Lénine, cité ci-dessus, a expliqué que les guerres impérialistes étaient menées entre autres pour empêcher la guerre civile de se déclarer, car la bourgeoisie a peur d’être renversée domestiquement. C’est tout à fait vrai. C’est pourquoi la seule manière de s’opposer à la guerre impérialiste, c’est de lui déclarer la guerre révolutionnaire, la guerre populaire. Le Président Mao, grand révolutionnaire chinois, écrivait : « Dès que l’humanité aura supprimé le capitalisme, elle entrera dans l’ère de la paix perpétuelle et elle n’aura plus besoin de faire la guerre. Il n’y aura plus besoin d’armées, de vaisseaux de guerre, d’avions militaires ni de gaz toxiques. Dans tous les siècles des siècles, l’humanité ne connaîtra plus jamais de guerres. Les guerres révolutionnaires qui ont déjà commencé font partie de cette guerre pour la paix perpétuelle. […] L’histoire montre que les guerres se divisent en deux catégories : les guerres justes et les guerres injustes. Toute guerre progressiste est juste et toute guerre qui fait obstacle au progrès est injuste. […]La Première guerre mondiale est un exemple de guerre injuste ; les deux parties y combattaient pour des intérêts impérialistes, et c’est pourquoi les communistes du monde entier s’y sont résolument opposés. Voici comment il faut lutter contre une telle guerre : avant qu’elle n’éclate, il faut faire tous les efforts possibles pour l’empêcher, mais une fois qu’elle a éclaté, il faut, dès qu’on le peut, lutter contre la guerre par la guerre, opposer à une guerre injuste une guerre juste. […] Notre guerre est une guerre sacrée, juste et progressiste ; son but est la paix, non pas la paix pour un seul pays, mais la paix pour tous les pays du monde, non pas une paix temporaire, mais une paix perpétuelle. Pour atteindre ce but, il faut mener une lutte à mort, il faut être prêt à accepter n’importe quel sacrifice et tenir jusqu’au bout ; il ne faut jamais cesser la lutte avant que le but soit atteint. […] Les fascistes et les impérialistes veulent que les guerres se poursuivent indéfiniment. Quant à nous, nous voulons mettre un terme aux guerres dans un temps qui ne soit pas très éloigné. […] Cet espoir n’est pas vain, car le cours du développement social et économique dans le monde nous en rapproche déjà ; et si la majorité des hommes redouble d’efforts, notre but sera sûrement atteint dans quelques dizaines d’années. »[4]

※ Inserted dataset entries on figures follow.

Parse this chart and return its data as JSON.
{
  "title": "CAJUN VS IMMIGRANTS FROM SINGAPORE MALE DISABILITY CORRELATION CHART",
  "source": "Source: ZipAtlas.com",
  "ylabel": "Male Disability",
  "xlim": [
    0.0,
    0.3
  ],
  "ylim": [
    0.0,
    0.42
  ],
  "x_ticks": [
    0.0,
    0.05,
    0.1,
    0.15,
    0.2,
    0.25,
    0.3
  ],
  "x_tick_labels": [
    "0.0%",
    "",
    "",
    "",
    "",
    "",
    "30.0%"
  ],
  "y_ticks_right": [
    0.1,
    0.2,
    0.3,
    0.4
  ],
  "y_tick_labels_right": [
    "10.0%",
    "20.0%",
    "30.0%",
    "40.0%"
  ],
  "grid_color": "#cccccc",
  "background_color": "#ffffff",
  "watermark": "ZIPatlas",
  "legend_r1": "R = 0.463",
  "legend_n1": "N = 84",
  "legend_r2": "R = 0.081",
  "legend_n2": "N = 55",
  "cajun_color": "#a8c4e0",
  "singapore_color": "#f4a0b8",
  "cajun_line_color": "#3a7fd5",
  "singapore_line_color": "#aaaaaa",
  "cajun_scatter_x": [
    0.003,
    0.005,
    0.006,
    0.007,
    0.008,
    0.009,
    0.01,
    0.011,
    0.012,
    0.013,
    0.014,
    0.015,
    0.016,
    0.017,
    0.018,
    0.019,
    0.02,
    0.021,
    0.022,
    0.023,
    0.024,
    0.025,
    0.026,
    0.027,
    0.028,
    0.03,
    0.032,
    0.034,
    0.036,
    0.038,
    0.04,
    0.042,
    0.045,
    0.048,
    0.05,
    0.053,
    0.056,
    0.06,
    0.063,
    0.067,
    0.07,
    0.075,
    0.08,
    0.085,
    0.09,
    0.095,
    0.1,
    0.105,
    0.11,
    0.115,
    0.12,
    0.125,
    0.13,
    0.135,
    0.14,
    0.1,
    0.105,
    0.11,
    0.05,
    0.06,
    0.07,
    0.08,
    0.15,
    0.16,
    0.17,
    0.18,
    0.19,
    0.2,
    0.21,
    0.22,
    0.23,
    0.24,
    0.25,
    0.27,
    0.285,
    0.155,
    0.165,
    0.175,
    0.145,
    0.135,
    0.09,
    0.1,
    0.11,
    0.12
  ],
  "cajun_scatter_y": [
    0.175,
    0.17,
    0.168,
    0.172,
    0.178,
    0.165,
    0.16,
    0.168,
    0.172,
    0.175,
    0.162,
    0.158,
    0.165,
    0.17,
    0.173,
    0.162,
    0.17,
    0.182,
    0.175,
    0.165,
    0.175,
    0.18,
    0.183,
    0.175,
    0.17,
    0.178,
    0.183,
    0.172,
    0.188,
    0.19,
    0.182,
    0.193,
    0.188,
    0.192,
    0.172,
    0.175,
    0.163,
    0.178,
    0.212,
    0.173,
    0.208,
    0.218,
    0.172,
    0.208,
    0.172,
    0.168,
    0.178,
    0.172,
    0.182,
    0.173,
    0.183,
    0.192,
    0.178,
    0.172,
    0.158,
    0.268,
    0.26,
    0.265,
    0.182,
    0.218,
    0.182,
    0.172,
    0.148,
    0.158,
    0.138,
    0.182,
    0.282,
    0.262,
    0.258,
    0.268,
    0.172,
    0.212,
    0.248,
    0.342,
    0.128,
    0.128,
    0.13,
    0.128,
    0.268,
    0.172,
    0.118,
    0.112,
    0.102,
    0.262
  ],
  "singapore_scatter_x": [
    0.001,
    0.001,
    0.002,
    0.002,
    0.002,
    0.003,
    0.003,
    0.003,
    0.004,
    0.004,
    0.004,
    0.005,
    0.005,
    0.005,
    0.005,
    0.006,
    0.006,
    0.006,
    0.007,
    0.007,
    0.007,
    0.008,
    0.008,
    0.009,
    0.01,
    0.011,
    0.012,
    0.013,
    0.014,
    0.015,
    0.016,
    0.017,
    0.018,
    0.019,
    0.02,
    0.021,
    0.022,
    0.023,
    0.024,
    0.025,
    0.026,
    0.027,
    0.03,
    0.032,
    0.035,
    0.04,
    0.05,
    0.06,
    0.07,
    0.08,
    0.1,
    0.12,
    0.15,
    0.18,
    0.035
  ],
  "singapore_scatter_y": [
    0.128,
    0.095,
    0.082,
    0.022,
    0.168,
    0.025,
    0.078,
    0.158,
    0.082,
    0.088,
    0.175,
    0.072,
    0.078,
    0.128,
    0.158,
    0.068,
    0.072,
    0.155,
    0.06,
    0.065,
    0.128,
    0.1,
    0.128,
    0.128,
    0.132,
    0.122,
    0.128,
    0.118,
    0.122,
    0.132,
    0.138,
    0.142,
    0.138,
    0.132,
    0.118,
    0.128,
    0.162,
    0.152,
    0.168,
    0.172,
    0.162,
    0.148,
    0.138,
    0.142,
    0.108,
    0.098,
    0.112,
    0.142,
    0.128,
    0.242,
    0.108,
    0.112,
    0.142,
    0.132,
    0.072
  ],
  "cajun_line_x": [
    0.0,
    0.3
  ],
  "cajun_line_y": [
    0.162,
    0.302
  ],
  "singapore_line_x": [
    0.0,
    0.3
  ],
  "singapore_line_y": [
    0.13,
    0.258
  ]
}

Ainsi, nous avons vu plus haut ce que les impérialistes préparent pour la décennie 2020 et pour les années qui suivent. Il ne tient qu’à nous de nous opposer à leur guerre de façon conséquente, pour que l’humanité conquiert finalement la paix perpétuelle.
[1]Préface à l’édition italienne du Manifeste du Parti Communiste, Friedrich Engels
[2]Préface aux éditions françaises et allemandes, l’Impérialisme, stade suprême du capitalisme, Lénine
[3] Matériau essentiel dans l’électronique, polyvalent entre matériau conducteur et isolant.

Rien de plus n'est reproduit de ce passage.